Ich finde meine Eltern komisch.

Wir beide haben trotzdem viel Spaß miteinander.

*

Mein Vater lobt mich nie. Er ist zwar stolz, aber er sagt es nie zu mir. Ich bin ein Einzelkind und soll ja nicht verwöhnt werden …

Als sein Bruder zu Besuch kommt, soll ich etwas vorspielen. Seine Frau wünscht sich die „Donauwellen“. Ich kann dieses Stück nicht leiden, spiele es aber für sie. Dann noch ein Stück.

Sie sind begeistert. Meine Tante wünscht sich noch ein Stück, das ich nicht kenne.

Mein Vater meint – Sie kann nur nach Noten spielen. Er schämt sich für mich.

Es ist ihm offensichtlich peinlich vor seiner Familie.

Ich fühle mich unvollständig. Ich kann nur nach Noten spielen.

In den Sommerferien fahre ich zu meiner Oma. Da gibt es kein Klavier, und sonst ist es auch sehr ruhig und beschaulich. Ich nehme meine Blockflöte mit und spiele dort für die Oma.

Sie hört gar nicht wirklich zu, sondern sagt gleich, nachdem sie die Flöte gesehen hatte – Das ist doch keine Blockflöte, das ist doch eine Hirtenflöte. In Polen wird ungeschicktes Verhalten mit diesem Wort kommentiert.

Du bist doch ein „Fujara“. Ein Taugenichts. Der Begriff für die Hirtenflöte heißt Fujarka. Es ist nur etwas verniedlicht. Wie eine kleine oder große Geige.

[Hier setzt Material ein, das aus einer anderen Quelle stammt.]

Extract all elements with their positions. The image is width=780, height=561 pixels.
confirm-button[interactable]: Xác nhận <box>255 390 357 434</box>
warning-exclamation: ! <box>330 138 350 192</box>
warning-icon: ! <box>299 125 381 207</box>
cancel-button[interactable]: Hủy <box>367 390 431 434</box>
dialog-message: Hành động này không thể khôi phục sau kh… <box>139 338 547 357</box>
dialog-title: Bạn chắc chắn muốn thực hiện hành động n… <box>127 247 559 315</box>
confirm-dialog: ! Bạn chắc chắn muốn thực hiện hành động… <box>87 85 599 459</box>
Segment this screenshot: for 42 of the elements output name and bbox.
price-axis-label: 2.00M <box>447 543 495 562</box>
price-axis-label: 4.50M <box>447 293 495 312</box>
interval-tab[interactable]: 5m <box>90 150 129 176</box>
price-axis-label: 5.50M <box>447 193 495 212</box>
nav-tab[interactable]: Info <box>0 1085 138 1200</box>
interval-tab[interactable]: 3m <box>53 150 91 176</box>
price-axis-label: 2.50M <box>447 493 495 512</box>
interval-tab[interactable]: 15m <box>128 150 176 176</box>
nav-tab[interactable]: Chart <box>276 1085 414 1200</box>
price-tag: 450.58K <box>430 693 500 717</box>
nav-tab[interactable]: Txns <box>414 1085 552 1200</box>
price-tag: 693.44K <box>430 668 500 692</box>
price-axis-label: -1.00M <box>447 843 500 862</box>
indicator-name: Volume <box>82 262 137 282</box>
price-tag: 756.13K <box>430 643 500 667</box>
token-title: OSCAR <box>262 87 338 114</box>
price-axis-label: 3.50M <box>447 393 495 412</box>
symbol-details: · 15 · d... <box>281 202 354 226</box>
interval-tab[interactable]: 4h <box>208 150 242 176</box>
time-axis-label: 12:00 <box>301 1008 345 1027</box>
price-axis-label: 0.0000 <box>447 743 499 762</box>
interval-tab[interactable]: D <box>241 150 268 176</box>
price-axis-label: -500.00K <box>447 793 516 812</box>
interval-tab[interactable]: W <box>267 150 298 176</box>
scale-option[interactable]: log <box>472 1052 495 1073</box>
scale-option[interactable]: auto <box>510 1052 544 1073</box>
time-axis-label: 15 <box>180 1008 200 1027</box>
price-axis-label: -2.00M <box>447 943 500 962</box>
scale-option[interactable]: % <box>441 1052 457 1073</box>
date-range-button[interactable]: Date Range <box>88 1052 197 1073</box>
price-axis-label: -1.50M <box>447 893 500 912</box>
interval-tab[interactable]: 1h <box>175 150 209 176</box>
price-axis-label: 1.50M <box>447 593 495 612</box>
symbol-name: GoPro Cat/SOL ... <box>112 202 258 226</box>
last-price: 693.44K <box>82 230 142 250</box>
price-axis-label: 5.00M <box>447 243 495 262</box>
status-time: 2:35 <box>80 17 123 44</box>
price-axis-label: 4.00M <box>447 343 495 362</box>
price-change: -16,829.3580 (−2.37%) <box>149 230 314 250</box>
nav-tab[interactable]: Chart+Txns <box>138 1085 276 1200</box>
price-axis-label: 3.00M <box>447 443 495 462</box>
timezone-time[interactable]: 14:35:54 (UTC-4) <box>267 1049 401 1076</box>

Etwa zehn Jahre später bin ich zu Besuch bei meinen zukünftigen Schwiegereltern und darf erleben, mit welcher Begeisterung jede auch noch so kleine Entwicklung der Kinder wahrgenommen, unterstützt und begleitet wird.

Ich staune über die Erziehungsmethoden in einer deutschen Familie.

Wenn wir von einem Aufenthalt in Polen kommen, werden wir herzlichst von der ganzen Familie schon vor dem Haus empfangen, begrüßt und in den Arm genommen. Das fühlt sich so schön an. Ich kenne es nicht.

Das erzähle ich meinen Eltern, die meinen nur – Ja was? Sollen wir euch auch so begrüßen? Sie sind empört über das Verhalten der Deutschen. In Polen wird erwartet, dass die Kinder zu den Eltern kommen, nicht andersherum.

Es dauert einige Jahre, aber sie schaffen es jetzt doch immer wieder, vor den Eingang raus zu kommen.

In Polen 1990 werden die Deutschen nur als Nachkommen Adolf Hitlers verstanden. Lauter SS-Männer, Kindsmörder, Verbrecher.

5

Ich liebe meine Flügel.

Den ersten großen Konzertflügel am meisten.

Das ganze Zimmer ist zur Hälfte ausgefüllt.

Mein Vater sammelt alte Sachen. Uhren mag er ganz besonders. Bald sind alle Wände voll.

Bilder, Kerzenständer, Instrumente. Es nimmt kein Ende.

Jede noch so kleine Ecke wird vollgestopft.

Bald gibt es den zweiten, dritten und vierten Flügel. Der letzte findet nur im Keller an der Wand genug Platz. Bis heute stehen alle noch im Hause meiner Eltern.

Wir, die wir alle Klavier spielen, werden nie gefragt, ob wir ein Instrument bräuchten.

Aber sie verkaufen meinen geliebten Wiener mit Elfenbeintasten. Mit Gewinn.

*

Meine Mutter kämmt jeden Tag meine Haare. Ich habe sehr langes, dichtes, braunes, welliges Haar. Sie teilt es in zwei Teile und kämmt immer wieder. Jeden Tag hundert Bürstenstriche – dann glänzt das Haar schön. Die Haarbürste ist aus hellen Holz, mit echten Borsten.

Sie fragt, wo denn meine Trinkflasche wäre (ein grüner Flachmann, aus Glas).

Ich nehme sie immer in die Vorschule mit. Da ist meistens etwas Gesüßtes drin.

Die Flasche ging am Vortag kaputt.

Ich bin bei den Nachbarskindern zum Spielen. Ich darf eigentlich dort nicht hin. Sie sind meiner Mutter nicht fein genug. Es ist eine Familie mit sechs Kindern. Ich fühle mich da hingezogen.

Sie sind so herzlich und nett.

Ich stolpere und falle hin. Überall liegen Scherben. Ich mittendrin. Zum Glück unverletzt.

Ich weine sehr. Habe Angst davor, nach Hause zu gehen. Die Nachbarin kommt, kniet sich vor mich hin und versucht mich zu trösten. Ich kann kaum sprechen, so sehr muss ich schluchzen.

Sie nimmt mich in den Arm und geht dann. Nach einer kurzen Weile kommt sie wieder. In der Hand hält sie eine neue Flasche. Rund und durchsichtig.